Nesses estudos de caso, Kumar revela que tem havido uma consolidação cada vez maior do fornecedor, aumentando a parcela de valor dos fornecedores sobreviventes e, assim, facilitando o autoinvestimento e maiores barreiras de entrada. As lutas dos trabalhadores por salários e condições alteraram o equilíbrio de poder econômico entre as multinacionais e os fornecedores domésticos.
Kumar nos lembra que Marx e Engels argumentaram que o capital global geraria um proletariado global que, em última análise, seria sua ruína. Mas talvez a ação coletiva do trabalhador seja a exceção no capitalismo. Talvez as vantagens estruturais do capital em certos setores, como vestuário e calçados, tenham efetivamente resolvido a luta dialética em favor dos capitalistas. Os estudos de caso de Kumar sugerem o contrário. O setor de vestuário (e as cadeias de valor desintegradas verticalmente em geral) também são “movidos pela lógica da concorrência, que caminha inexoravelmente na direção da consolidação, reduzindo assim o poder monopsonístico dos compradores. enquanto as mudanças na cadeia de valor se refletem no poder de barganha dos trabalhadores. ”
Kumar confirma que a lei de acumulação de Marx ainda funciona, ou seja, que o capitalismo deve cada vez mais depender do ‘trabalho morto’ (tecnologia e assim por diante) e cada vez menos do ‘trabalho vivo’ (trabalhadores) e isso inclui as ‘economias emergentes’ periféricas também. Níveis mais altos de ‘trabalho morto’ começam a criar barreiras mais altas à entrada: Por quê? “Porque quanto menor a composição orgânica do capital, menos capital é necessário no início para entrar nesse ramo e estabelecer um novo empreendimento. É muito mais fácil juntar o milhão ou dois milhões de dólares necessários para construir uma nova fábrica têxtil do que reunir as centenas de milhões necessárias para estabelecer, mesmo relativamente pequenas fábricas de aço. ”
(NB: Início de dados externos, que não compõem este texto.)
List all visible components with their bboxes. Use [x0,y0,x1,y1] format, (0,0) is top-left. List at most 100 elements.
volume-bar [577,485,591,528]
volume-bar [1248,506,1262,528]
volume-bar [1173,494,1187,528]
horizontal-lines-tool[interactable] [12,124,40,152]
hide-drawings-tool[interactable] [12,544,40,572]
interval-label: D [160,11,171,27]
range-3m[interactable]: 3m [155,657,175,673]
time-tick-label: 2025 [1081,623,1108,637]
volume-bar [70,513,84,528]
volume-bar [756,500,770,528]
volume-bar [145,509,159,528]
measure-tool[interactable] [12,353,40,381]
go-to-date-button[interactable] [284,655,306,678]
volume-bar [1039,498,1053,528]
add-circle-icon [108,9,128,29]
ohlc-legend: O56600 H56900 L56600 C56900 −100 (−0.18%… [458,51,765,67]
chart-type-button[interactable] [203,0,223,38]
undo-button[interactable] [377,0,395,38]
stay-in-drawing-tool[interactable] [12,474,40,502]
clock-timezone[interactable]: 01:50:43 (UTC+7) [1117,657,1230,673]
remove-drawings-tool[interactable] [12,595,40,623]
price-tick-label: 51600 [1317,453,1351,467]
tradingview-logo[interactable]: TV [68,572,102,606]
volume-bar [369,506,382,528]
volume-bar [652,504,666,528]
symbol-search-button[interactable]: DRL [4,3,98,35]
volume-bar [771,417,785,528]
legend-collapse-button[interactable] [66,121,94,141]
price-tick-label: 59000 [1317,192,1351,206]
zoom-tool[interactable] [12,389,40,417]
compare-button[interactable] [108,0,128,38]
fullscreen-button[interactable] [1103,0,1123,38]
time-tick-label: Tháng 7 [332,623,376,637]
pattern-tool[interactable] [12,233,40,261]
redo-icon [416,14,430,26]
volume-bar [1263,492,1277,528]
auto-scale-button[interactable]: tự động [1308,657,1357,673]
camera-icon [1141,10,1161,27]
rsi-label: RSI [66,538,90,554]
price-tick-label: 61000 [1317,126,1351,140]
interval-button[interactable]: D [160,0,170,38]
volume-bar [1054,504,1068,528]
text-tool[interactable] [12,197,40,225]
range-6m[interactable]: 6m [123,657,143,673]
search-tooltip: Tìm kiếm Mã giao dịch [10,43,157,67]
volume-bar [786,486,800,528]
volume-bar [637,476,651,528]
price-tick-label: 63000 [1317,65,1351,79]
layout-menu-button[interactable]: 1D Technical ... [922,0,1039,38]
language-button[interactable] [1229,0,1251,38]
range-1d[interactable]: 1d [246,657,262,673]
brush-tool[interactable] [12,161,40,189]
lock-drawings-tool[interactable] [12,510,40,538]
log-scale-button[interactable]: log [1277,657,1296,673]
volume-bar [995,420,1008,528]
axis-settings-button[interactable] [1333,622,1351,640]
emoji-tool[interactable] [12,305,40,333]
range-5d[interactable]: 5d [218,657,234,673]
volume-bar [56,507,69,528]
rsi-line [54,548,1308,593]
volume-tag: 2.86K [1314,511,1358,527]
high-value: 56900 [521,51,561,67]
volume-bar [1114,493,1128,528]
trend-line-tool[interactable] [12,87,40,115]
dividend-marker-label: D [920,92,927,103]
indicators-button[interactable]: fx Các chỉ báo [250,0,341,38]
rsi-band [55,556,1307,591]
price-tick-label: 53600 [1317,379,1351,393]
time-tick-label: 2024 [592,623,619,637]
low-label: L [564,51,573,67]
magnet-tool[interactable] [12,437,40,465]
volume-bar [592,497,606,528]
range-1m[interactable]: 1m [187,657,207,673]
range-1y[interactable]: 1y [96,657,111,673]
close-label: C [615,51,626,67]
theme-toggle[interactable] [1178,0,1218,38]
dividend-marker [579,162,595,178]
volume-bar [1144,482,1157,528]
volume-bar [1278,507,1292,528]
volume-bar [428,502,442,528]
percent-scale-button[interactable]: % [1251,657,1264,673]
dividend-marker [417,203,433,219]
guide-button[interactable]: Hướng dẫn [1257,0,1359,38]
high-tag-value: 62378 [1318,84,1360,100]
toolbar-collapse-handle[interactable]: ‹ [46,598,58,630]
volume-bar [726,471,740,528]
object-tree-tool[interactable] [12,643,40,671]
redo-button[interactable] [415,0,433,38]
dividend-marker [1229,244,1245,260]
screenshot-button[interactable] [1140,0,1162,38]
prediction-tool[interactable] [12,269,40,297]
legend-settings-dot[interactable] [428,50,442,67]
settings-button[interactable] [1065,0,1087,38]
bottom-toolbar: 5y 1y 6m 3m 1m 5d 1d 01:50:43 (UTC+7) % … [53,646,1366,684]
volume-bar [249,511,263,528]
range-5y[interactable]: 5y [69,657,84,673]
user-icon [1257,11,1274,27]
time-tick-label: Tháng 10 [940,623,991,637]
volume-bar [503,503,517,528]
Baseando-se nessa tendência fundamental da acumulação capitalista, Kumar avalia “há uma mudança no ar”. Na China, Índia, Honduras, Vietnã, Camboja e Indonésia, muitas fábricas já têm uma composição orgânica relativamente alta. Torna-se “ possível vislumbrar um outro mundo onde os patrões vêm à proverbial mesa de chapéu na mão para fazer acordos com quem monta suas mercadorias. Quando sindicatos trabalhistas, ativistas e defensores canalizam seus recursos – financeiros, morais, políticos e humanos – para apoiar organizações inteligentes, focadas e ascendentes em grandes empresas cada vez mais integradas, os trabalhadores do setor de vestuário transformarão sua indústria. ”
Uma vez que as barreiras à entrada tenham sido estabelecidas entre os fornecedores nacionais, será impossível derrubá-los e retornar ao poder de monopsônio. As fábricas de sudorese ocorrem onde os excedentes são limitados e a produção é difusa e isolada do consumo. Mas a concorrência acaba criando uma indústria centralizada, com algumas megaempresas em alguns locais. Então, os fornecedores sobem, dando aos trabalhadores uma posição elevada também. Mas, como Kumar diz, “se este é de fato o crepúsculo da era das fábricas exploradoras ou uma nova corrida para o fundo do poço pode, em última análise, depender da auto-organização e das demandas dos trabalhadores”. Isso também se aplica às fábricas exploradoras de vestuário da COVID-19 Leicester.